Parallel package in R

R scripts may use the parallel package to implement calculations that use multiple cores within a node, either explicitly or as part of functions within other packages. An example R script which uses mclapply to parallelise a calculation is below.

An example R code using the `parallel` package example.R.

This generates N samples from the standard normal distribution, and then performs a bootstrap analysis of the mean by resampling (with replacement) k times from these N samples. The distribution of means is compared to the standard error of the original sample set and the distribution of means is compared to the expected form.

The input parameters N and k are read as command line arguments.

example.R

#!/usr/bin/env Rscript

# Get command line arguments N and k
args <- commandArgs(trailingOnly=TRUE)
N <- as.integer(args[1])
k <- as.integer(args[2])

# Generate N samples from the normal distribution, then do a 
# bootstrap error analysis on the mean with k trials
samples <- rnorm(N)

resample <- function(trial) {
  new_samples <- sample(samples, N, replace=TRUE)
  new_mean <- mean(new_samples)
}

# Load the parallel library
library(parallel)

# Conduct k trials in parallel
timing <- system.time({
  resampled_means <- unlist(mclapply(1:k, resample))
})

# Print timing
print(timing)

av <- mean(samples)        # mean
se <- sd(samples)/sqrt(N)  # standard error

# Histogram of the k resampled means and expected distribution
hist(resampled_means, probability = TRUE)
curve(dnorm(x, av, se), col = "red", add = TRUE)
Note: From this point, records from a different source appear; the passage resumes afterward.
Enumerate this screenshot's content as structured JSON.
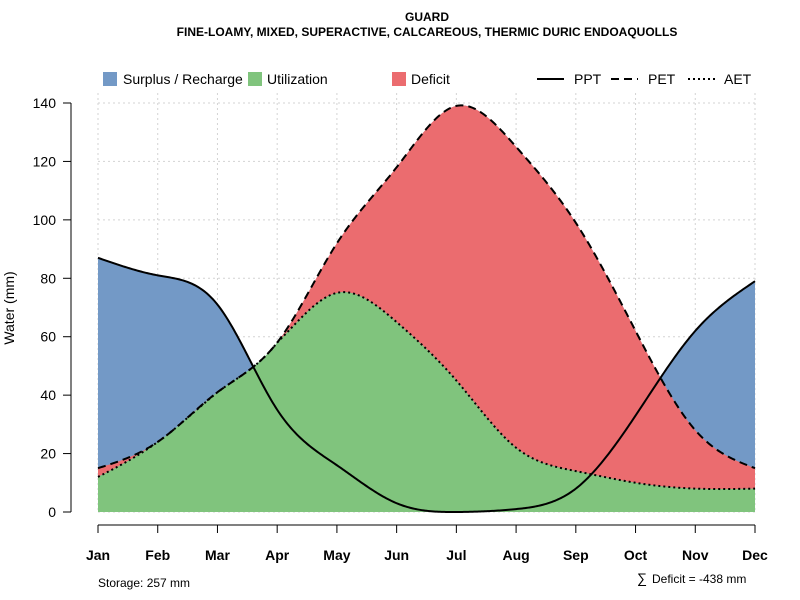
{
  "chart_data": {
    "type": "area",
    "title": "GUARD",
    "subtitle": "FINE-LOAMY, MIXED, SUPERACTIVE, CALCAREOUS, THERMIC DURIC ENDOAQUOLLS",
    "xlabel": "",
    "ylabel": "Water (mm)",
    "ylim": [
      0,
      140
    ],
    "yticks": [
      0,
      20,
      40,
      60,
      80,
      100,
      120,
      140
    ],
    "grid": true,
    "categories": [
      "Jan",
      "Feb",
      "Mar",
      "Apr",
      "May",
      "Jun",
      "Jul",
      "Aug",
      "Sep",
      "Oct",
      "Nov",
      "Dec"
    ],
    "series": [
      {
        "name": "PPT",
        "linestyle": "solid",
        "values": [
          87,
          81,
          71,
          35,
          16,
          3,
          0,
          1,
          8,
          33,
          62,
          79
        ]
      },
      {
        "name": "PET",
        "linestyle": "dashed",
        "values": [
          15,
          24,
          41,
          58,
          92,
          118,
          139,
          125,
          99,
          62,
          28,
          15
        ]
      },
      {
        "name": "AET",
        "linestyle": "dotted",
        "values": [
          12,
          24,
          41,
          58,
          75,
          65,
          45,
          22,
          14,
          10,
          8,
          8
        ]
      }
    ],
    "areas": [
      {
        "name": "Surplus / Recharge",
        "color": "#7399c6"
      },
      {
        "name": "Utilization",
        "color": "#80c47d"
      },
      {
        "name": "Deficit",
        "color": "#eb6c6f"
      }
    ],
    "legend": {
      "placement": "top"
    },
    "annotations": {
      "storage": "Storage: 257 mm",
      "deficit_sum": "Deficit = -438 mm",
      "deficit_symbol": "∑"
    }
  }
}
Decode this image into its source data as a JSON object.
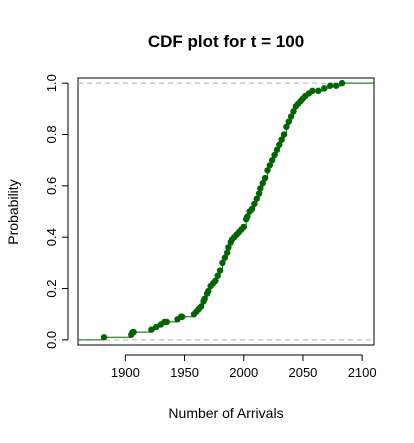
{
  "chart_data": {
    "type": "scatter",
    "title": "CDF plot for t = 100",
    "xlabel": "Number of Arrivals",
    "ylabel": "Probability",
    "xlim": [
      1860,
      2110
    ],
    "ylim": [
      -0.02,
      1.02
    ],
    "x_ticks": [
      1900,
      1950,
      2000,
      2050,
      2100
    ],
    "y_ticks": [
      0.0,
      0.2,
      0.4,
      0.6,
      0.8,
      1.0
    ],
    "x_tick_labels": [
      "1900",
      "1950",
      "2000",
      "2050",
      "2100"
    ],
    "y_tick_labels": [
      "0.0",
      "0.2",
      "0.4",
      "0.6",
      "0.8",
      "1.0"
    ],
    "reference_lines_y": [
      0.0,
      1.0
    ],
    "grid": false,
    "series": [
      {
        "color": "#006400",
        "x": [
          1882,
          1905,
          1906,
          1907,
          1922,
          1926,
          1930,
          1933,
          1935,
          1944,
          1947,
          1948,
          1958,
          1960,
          1962,
          1964,
          1966,
          1967,
          1969,
          1970,
          1972,
          1974,
          1976,
          1978,
          1980,
          1982,
          1984,
          1986,
          1987,
          1989,
          1990,
          1992,
          1994,
          1996,
          1998,
          2000,
          2002,
          2003,
          2005,
          2007,
          2009,
          2011,
          2013,
          2014,
          2016,
          2018,
          2020,
          2022,
          2024,
          2026,
          2028,
          2030,
          2032,
          2034,
          2036,
          2038,
          2040,
          2042,
          2044,
          2046,
          2048,
          2050,
          2052,
          2055,
          2058,
          2063,
          2068,
          2073,
          2078,
          2083
        ],
        "y": [
          0.01,
          0.02,
          0.03,
          0.03,
          0.04,
          0.05,
          0.06,
          0.07,
          0.07,
          0.08,
          0.09,
          0.09,
          0.1,
          0.11,
          0.12,
          0.13,
          0.15,
          0.16,
          0.18,
          0.19,
          0.21,
          0.22,
          0.23,
          0.25,
          0.27,
          0.3,
          0.32,
          0.34,
          0.36,
          0.38,
          0.39,
          0.4,
          0.41,
          0.42,
          0.43,
          0.44,
          0.47,
          0.48,
          0.5,
          0.51,
          0.53,
          0.55,
          0.57,
          0.59,
          0.61,
          0.63,
          0.66,
          0.68,
          0.7,
          0.72,
          0.74,
          0.76,
          0.78,
          0.8,
          0.83,
          0.85,
          0.87,
          0.89,
          0.91,
          0.92,
          0.93,
          0.94,
          0.95,
          0.96,
          0.97,
          0.97,
          0.98,
          0.99,
          0.99,
          1.0
        ]
      }
    ]
  }
}
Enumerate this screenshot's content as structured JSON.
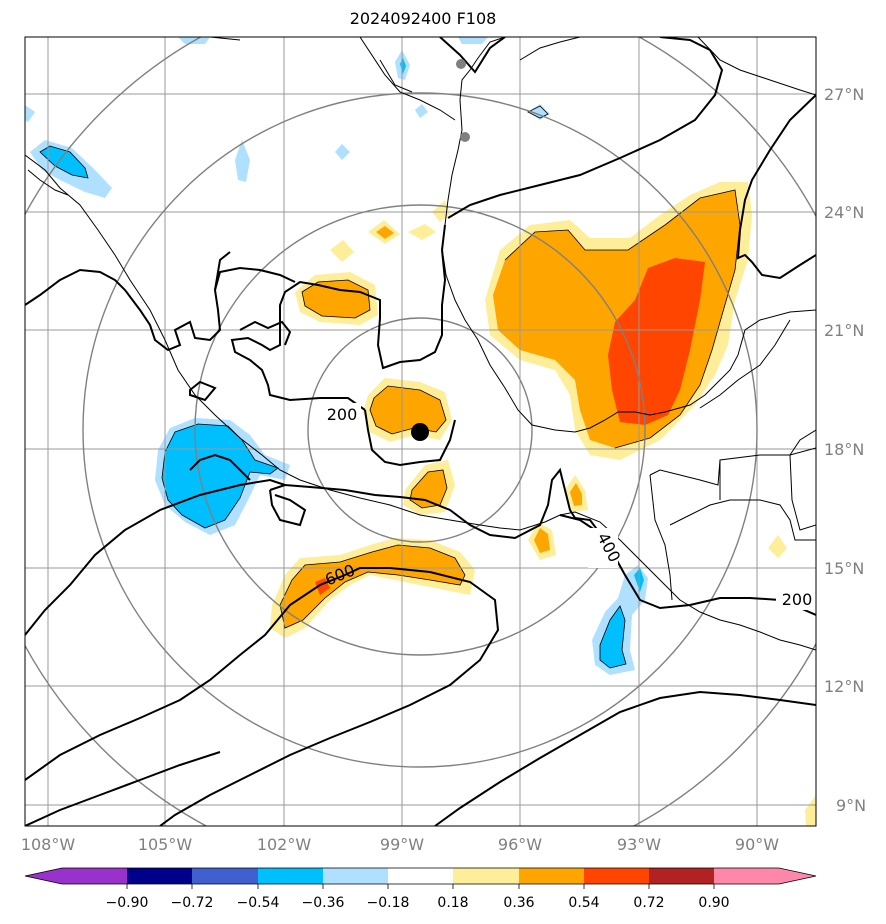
{
  "title": "2024092400 F108",
  "map": {
    "lon_labels": [
      "108°W",
      "105°W",
      "102°W",
      "99°W",
      "96°W",
      "93°W",
      "90°W"
    ],
    "lat_labels": [
      "27°N",
      "24°N",
      "21°N",
      "18°N",
      "15°N",
      "12°N",
      "9°N"
    ],
    "contour_labels": [
      "200",
      "400",
      "600",
      "200"
    ],
    "colors": {
      "light_yellow": "#ffee99",
      "orange": "#ffa500",
      "red_orange": "#ff4500",
      "light_blue": "#b0e0ff",
      "deep_sky_blue": "#00bfff",
      "center_marker": "#000000",
      "city_dot": "#808080",
      "gridline": "#999999",
      "range_ring": "#808080"
    }
  },
  "colorbar": {
    "tick_labels": [
      "−0.90",
      "−0.72",
      "−0.54",
      "−0.36",
      "−0.18",
      "0.18",
      "0.36",
      "0.54",
      "0.72",
      "0.90"
    ],
    "colors": [
      "#9932cc",
      "#00008b",
      "#4060d0",
      "#00bfff",
      "#b0e0ff",
      "#ffffff",
      "#ffee99",
      "#ffa500",
      "#ff4500",
      "#b22222",
      "#ff88aa"
    ]
  }
}
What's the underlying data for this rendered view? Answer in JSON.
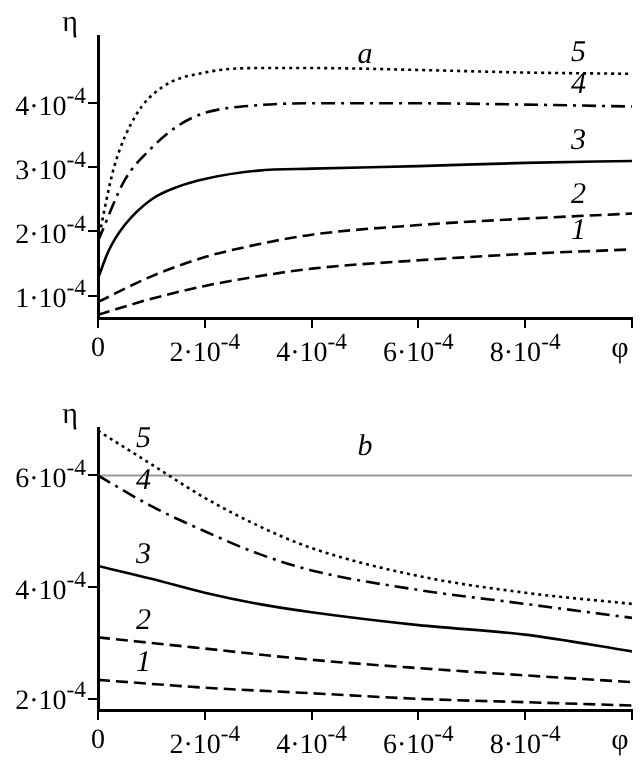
{
  "chart_data": [
    {
      "type": "line",
      "title": "a",
      "xlabel": "φ",
      "ylabel": "η",
      "xlim": [
        0,
        0.001
      ],
      "ylim": [
        6.5e-05,
        0.000505
      ],
      "xticks": [
        0,
        {
          "value": 0.0002,
          "label": "2·10$^{-4}$"
        },
        {
          "value": 0.0004,
          "label": "4·10$^{-4}$"
        },
        {
          "value": 0.0006,
          "label": "6·10$^{-4}$"
        },
        {
          "value": 0.0008,
          "label": "8·10$^{-4}$"
        },
        {
          "value": 0.001,
          "label": null
        }
      ],
      "yticks": [
        {
          "value": 0.0001,
          "label": "1·10$^{-4}$"
        },
        {
          "value": 0.0002,
          "label": "2·10$^{-4}$"
        },
        {
          "value": 0.0003,
          "label": "3·10$^{-4}$"
        },
        {
          "value": 0.0004,
          "label": "4·10$^{-4}$"
        }
      ],
      "grid": false,
      "legend": false,
      "marker": "none",
      "series": [
        {
          "name": "1",
          "color": "#000000",
          "line_style": "dashed",
          "x": [
            0,
            0.0001,
            0.0002,
            0.0003,
            0.0004,
            0.0006,
            0.0008,
            0.001
          ],
          "values": [
            7e-05,
            9.5e-05,
            0.000115,
            0.00013,
            0.000142,
            0.000155,
            0.000165,
            0.000172
          ]
        },
        {
          "name": "2",
          "color": "#000000",
          "line_style": "dashed",
          "x": [
            0,
            0.0001,
            0.0002,
            0.0003,
            0.0004,
            0.0006,
            0.0008,
            0.001
          ],
          "values": [
            9e-05,
            0.00013,
            0.00016,
            0.00018,
            0.000195,
            0.00021,
            0.00022,
            0.000228
          ]
        },
        {
          "name": "3",
          "color": "#000000",
          "line_style": "solid",
          "x": [
            0,
            2e-05,
            5e-05,
            0.0001,
            0.00015,
            0.0002,
            0.0003,
            0.0004,
            0.0006,
            0.0008,
            0.001
          ],
          "values": [
            0.000127,
            0.00017,
            0.00021,
            0.00025,
            0.00027,
            0.000282,
            0.000295,
            0.000298,
            0.000302,
            0.000307,
            0.00031
          ]
        },
        {
          "name": "4",
          "color": "#000000",
          "line_style": "dashdot",
          "x": [
            0,
            5e-05,
            0.0001,
            0.00015,
            0.0002,
            0.0003,
            0.0004,
            0.0006,
            0.0008,
            0.001
          ],
          "values": [
            0.000185,
            0.00028,
            0.00033,
            0.000365,
            0.000385,
            0.000397,
            0.0004,
            0.0004,
            0.000398,
            0.000395
          ]
        },
        {
          "name": "5",
          "color": "#000000",
          "line_style": "dotted",
          "x": [
            0,
            3e-05,
            7e-05,
            0.00012,
            0.0002,
            0.0003,
            0.0004,
            0.0006,
            0.0008,
            0.001
          ],
          "values": [
            0.000185,
            0.0003,
            0.00038,
            0.000425,
            0.000448,
            0.000455,
            0.000455,
            0.000452,
            0.000448,
            0.000446
          ]
        }
      ]
    },
    {
      "type": "line",
      "title": "b",
      "xlabel": "φ",
      "ylabel": "η",
      "xlim": [
        0,
        0.001
      ],
      "ylim": [
        0.00018,
        0.000685
      ],
      "xticks": [
        0,
        {
          "value": 0.0002,
          "label": "2·10$^{-4}$"
        },
        {
          "value": 0.0004,
          "label": "4·10$^{-4}$"
        },
        {
          "value": 0.0006,
          "label": "6·10$^{-4}$"
        },
        {
          "value": 0.0008,
          "label": "8·10$^{-4}$"
        },
        {
          "value": 0.001,
          "label": null
        }
      ],
      "yticks": [
        {
          "value": 0.0002,
          "label": "2·10$^{-4}$"
        },
        {
          "value": 0.0004,
          "label": "4·10$^{-4}$"
        },
        {
          "value": 0.0006,
          "label": "6·10$^{-4}$"
        }
      ],
      "grid": false,
      "legend": false,
      "marker": "none",
      "ref_lines": [
        {
          "axis": "y",
          "value": 0.0006,
          "color": "#999999"
        }
      ],
      "series": [
        {
          "name": "1",
          "color": "#000000",
          "line_style": "dashed",
          "x": [
            0,
            0.0002,
            0.0004,
            0.0006,
            0.0008,
            0.001
          ],
          "values": [
            0.000234,
            0.00022,
            0.00021,
            0.0002,
            0.000194,
            0.000188
          ]
        },
        {
          "name": "2",
          "color": "#000000",
          "line_style": "dashed",
          "x": [
            0,
            0.0002,
            0.0004,
            0.0006,
            0.0008,
            0.001
          ],
          "values": [
            0.00031,
            0.00029,
            0.00027,
            0.000255,
            0.000242,
            0.00023
          ]
        },
        {
          "name": "3",
          "color": "#000000",
          "line_style": "solid",
          "x": [
            0,
            0.0001,
            0.0002,
            0.0003,
            0.0004,
            0.0006,
            0.0008,
            0.001
          ],
          "values": [
            0.000438,
            0.000415,
            0.00039,
            0.00037,
            0.000355,
            0.000332,
            0.000315,
            0.000285
          ]
        },
        {
          "name": "4",
          "color": "#000000",
          "line_style": "dashdot",
          "x": [
            0,
            0.0001,
            0.0002,
            0.0003,
            0.0004,
            0.0006,
            0.0008,
            0.001
          ],
          "values": [
            0.0006,
            0.000545,
            0.0005,
            0.00046,
            0.00043,
            0.000395,
            0.00037,
            0.000345
          ]
        },
        {
          "name": "5",
          "color": "#000000",
          "line_style": "dotted",
          "x": [
            0,
            0.0001,
            0.0002,
            0.0003,
            0.0004,
            0.0006,
            0.0008,
            0.001
          ],
          "values": [
            0.00068,
            0.00062,
            0.00056,
            0.00051,
            0.00047,
            0.00042,
            0.00039,
            0.00037
          ]
        }
      ]
    }
  ]
}
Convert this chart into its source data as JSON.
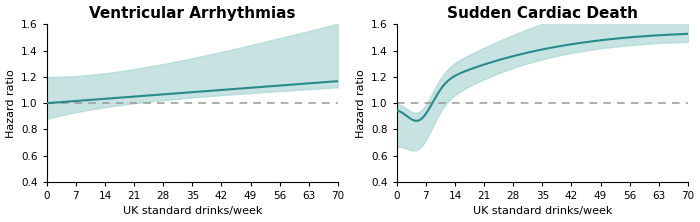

A SLURM job script suitable for running this example on 4 cores is given below. Note that we set the environment variable MC_CORES to match the number of CPUs allocated to our (single) task. This controls the number of cores used by the parallel package in our call to mclapply. We set N and k as shell variables and then pass these into our R script as command line arguments.

Rparallel.slurm

#!/bin/bash
#SBATCH --nodes=1
#SBATCH --ntasks-per-node=1
#SBATCH --cpus-per-task=4
#SBATCH --mem-per-cpu=3850
#SBATCH --time=00:01:00
#SBATCH --account=suxxx-somebudget

module purge
module load GCC/11.2.0 OpenMPI/4.1.1 R/4.1.2

# Set number of cores used by parallel package
export MC_CORES=$SLURM_CPUS_PER_TASK

# Run script. N and k are arguments
N=10000
k=50000
srun R CMD BATCH "--args $N $k" example.R

This trival example runs approximately 4 faster using 4 cores (7.6s) than using 1 (28.7s). Distributing more computationally intensive function calls with mclapply should scale to larger core counts than this trivial example.